Why the space of complex measures is Banach?

It can be justified via Fatou's lemma with varying measures, which can be found here: https://en.wikipedia.org/wiki/Fatou%27s_lemma#Fatou.27s_Lemma_with_Varying_Measures. Express the norm as an integral of an indicator function and apply the lemma to the sequence $\nu_n = \mu_n - \mu_m$.

I think there are easier ways to prove this space is complete. Recall a normed space $X$ is a Banach space iff for all $(v_n)_{n=1}^\infty \subset X$ with $$\sum_{n=1}^\infty ||v_n||_X<\infty$$ we have $$\sum_{n=1}^\infty v_n$$ converges in $X$. This should be a straightforward computation.

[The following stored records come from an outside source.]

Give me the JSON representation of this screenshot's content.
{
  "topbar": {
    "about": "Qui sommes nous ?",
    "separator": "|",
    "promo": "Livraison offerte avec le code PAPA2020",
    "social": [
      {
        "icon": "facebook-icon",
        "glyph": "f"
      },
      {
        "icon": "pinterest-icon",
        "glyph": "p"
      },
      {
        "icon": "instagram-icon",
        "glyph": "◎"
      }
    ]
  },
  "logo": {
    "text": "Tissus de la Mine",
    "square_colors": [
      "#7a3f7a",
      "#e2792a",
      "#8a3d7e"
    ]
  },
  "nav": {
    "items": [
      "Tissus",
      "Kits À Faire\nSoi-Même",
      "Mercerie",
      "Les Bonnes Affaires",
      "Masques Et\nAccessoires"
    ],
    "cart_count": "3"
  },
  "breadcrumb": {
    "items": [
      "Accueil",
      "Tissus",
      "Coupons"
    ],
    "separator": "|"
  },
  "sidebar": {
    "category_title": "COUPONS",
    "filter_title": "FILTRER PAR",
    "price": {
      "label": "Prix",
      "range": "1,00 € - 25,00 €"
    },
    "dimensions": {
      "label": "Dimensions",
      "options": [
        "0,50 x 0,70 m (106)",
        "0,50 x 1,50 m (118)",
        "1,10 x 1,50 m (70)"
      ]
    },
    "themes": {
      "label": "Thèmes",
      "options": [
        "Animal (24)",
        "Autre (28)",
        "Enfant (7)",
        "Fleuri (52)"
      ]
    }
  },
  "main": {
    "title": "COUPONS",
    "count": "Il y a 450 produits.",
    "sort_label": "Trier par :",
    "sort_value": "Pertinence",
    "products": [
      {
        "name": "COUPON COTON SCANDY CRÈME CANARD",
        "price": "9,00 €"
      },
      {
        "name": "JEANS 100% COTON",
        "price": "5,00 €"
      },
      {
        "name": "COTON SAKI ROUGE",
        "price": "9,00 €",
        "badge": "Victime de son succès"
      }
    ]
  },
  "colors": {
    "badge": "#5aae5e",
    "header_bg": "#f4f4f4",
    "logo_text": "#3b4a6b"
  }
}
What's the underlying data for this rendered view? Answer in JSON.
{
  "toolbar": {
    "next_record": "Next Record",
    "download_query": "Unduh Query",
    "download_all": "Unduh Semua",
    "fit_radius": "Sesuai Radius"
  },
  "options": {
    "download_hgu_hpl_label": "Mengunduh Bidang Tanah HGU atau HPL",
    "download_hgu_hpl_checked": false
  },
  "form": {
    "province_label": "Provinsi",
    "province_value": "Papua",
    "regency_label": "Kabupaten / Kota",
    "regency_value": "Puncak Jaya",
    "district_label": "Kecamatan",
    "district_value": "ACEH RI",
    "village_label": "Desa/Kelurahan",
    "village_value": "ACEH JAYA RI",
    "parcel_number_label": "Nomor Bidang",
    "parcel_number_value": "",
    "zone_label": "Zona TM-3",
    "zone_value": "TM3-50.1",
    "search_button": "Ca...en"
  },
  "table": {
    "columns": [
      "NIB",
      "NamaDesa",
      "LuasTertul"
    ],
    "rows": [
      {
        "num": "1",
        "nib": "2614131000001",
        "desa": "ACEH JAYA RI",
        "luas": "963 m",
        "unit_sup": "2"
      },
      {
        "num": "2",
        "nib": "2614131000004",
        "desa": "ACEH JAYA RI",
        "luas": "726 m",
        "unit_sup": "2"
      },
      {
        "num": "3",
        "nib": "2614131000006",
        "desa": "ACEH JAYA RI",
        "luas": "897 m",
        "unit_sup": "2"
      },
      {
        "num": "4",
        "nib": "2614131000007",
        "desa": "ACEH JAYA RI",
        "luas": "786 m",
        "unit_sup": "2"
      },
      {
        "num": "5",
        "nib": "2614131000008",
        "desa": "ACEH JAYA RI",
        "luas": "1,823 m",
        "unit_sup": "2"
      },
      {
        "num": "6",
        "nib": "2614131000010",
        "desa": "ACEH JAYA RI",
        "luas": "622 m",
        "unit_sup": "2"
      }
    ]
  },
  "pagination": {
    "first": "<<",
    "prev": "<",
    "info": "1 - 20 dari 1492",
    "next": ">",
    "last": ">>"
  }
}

There's a slick way to prove completeness with the Radon-Nikodym theorem: let $(\mu_n)_{n=1}^\infty$ be a cauchy sequence of complex measures (which is necessarily bounded). Consider the measure $$\nu = \sum_{n=1}^\infty 2^{-n}|\mu_n|$$ Then each $\mu_n$ is absolutely continuous with respect to $\nu$ and by Radon-Nikodym there is a sequence $(h_n)_{n=1}^\infty \subset L^1(\nu)$ such that $\mu_n = h_n \cdot \nu$ for all $n$. Then show $||h_n \cdot \nu||$ in measure norm is equal to $||h_n||_{L^1(\nu)}$ and exploit completeness of $L^1$...